One issue would be worth considering: the model Hamiltonian which the authors study does not couple the spin blocks, see Eq. 1. It is known that spin-orbit interaction without inversion symmetry introduces a coupling of the spin blocks. Even if the quantum well is symmetric, there remains a bulk inversion asymmetry. How would a coupling term affect the results?
Requested changes
Assess the effect of coupling of the spin blocks, at least qualitatively, if possible, quantitatively.
Author: Alberto Mayorgas on 2024-04-19 [id 4434]
(in reply to Report 1 on 2024-04-01)Dear Referees,
Following the referee suggestions, we have added a new section V to study the effect of spin-orbit interaction without inversion symmetry introducing a constant coupling of the spin blocks.
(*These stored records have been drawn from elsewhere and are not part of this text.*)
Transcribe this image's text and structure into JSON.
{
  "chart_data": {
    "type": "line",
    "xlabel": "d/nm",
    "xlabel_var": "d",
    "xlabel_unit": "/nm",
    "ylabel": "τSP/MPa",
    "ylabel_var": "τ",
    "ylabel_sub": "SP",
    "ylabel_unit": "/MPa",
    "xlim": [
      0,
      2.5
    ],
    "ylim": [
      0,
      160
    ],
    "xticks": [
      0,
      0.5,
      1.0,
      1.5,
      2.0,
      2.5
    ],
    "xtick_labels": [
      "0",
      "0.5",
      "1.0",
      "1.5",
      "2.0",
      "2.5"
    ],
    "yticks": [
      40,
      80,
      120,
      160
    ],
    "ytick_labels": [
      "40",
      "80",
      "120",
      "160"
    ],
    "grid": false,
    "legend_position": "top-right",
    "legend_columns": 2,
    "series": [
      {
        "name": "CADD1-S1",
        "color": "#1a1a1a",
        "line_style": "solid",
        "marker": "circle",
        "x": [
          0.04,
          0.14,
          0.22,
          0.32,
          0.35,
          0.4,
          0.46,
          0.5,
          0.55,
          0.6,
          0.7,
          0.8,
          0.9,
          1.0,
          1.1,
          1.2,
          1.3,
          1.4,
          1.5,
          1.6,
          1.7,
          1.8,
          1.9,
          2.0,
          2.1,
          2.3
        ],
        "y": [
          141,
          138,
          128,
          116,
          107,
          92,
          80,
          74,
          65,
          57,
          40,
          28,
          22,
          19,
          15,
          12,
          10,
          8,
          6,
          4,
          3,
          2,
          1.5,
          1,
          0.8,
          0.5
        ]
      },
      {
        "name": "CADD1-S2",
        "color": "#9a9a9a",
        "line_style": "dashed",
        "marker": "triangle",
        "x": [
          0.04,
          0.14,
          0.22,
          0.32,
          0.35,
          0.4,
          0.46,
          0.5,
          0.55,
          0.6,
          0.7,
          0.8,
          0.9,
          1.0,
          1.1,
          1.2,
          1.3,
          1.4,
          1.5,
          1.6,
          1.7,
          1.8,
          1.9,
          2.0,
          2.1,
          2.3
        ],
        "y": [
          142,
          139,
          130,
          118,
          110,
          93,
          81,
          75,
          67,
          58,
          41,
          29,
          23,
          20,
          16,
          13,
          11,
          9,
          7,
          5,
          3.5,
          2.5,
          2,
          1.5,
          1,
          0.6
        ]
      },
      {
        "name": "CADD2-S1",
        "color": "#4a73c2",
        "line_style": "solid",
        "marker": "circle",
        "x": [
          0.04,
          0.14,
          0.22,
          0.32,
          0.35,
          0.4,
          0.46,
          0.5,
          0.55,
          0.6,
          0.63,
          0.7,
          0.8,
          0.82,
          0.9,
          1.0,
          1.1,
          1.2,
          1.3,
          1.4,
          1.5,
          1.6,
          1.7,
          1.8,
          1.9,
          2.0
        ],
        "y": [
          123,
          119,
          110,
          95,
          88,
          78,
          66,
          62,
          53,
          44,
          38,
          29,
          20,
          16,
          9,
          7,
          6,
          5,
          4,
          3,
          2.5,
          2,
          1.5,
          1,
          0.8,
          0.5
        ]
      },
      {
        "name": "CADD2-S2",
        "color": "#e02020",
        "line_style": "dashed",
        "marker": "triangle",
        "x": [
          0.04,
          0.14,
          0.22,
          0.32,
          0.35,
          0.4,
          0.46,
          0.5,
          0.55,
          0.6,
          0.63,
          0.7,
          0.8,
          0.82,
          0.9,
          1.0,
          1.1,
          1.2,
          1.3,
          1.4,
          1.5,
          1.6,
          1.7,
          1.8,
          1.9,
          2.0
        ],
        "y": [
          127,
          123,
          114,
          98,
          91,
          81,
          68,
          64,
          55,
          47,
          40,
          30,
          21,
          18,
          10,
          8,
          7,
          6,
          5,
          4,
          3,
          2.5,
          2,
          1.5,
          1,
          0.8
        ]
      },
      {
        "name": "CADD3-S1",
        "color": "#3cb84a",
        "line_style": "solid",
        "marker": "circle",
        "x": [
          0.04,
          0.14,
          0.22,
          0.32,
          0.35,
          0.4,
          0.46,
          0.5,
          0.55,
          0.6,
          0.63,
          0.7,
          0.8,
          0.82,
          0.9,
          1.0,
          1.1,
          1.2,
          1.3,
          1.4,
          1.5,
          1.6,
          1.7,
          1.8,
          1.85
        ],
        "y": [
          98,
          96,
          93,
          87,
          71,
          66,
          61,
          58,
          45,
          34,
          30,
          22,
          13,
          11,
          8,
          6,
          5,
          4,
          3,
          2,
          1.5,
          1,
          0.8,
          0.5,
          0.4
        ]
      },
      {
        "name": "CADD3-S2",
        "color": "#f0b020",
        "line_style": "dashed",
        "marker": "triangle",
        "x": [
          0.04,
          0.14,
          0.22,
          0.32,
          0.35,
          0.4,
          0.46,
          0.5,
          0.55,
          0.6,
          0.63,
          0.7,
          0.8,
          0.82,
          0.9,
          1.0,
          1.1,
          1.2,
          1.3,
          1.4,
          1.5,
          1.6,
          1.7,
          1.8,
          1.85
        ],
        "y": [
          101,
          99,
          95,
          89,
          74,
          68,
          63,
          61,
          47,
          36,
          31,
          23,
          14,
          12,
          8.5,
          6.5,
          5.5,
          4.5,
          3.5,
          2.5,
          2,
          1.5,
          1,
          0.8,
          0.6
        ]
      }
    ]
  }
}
We focused on the effect of spin-orbit interaction on classical and revival times. We have seen that the spin coupling has hardly any effect on classical and revival times near the critical thickness where the topological phase transition takes place. Revival times turn to be more sensitive than classical times to the coupling away from the critical point. Both, classical and revival, times remain minimal at the critical point. More details (with new figures) can be found in the new version of the manuscript.
We hope that the changes introduced in the manuscript will make it suitable for publication by SciPost Physics Core.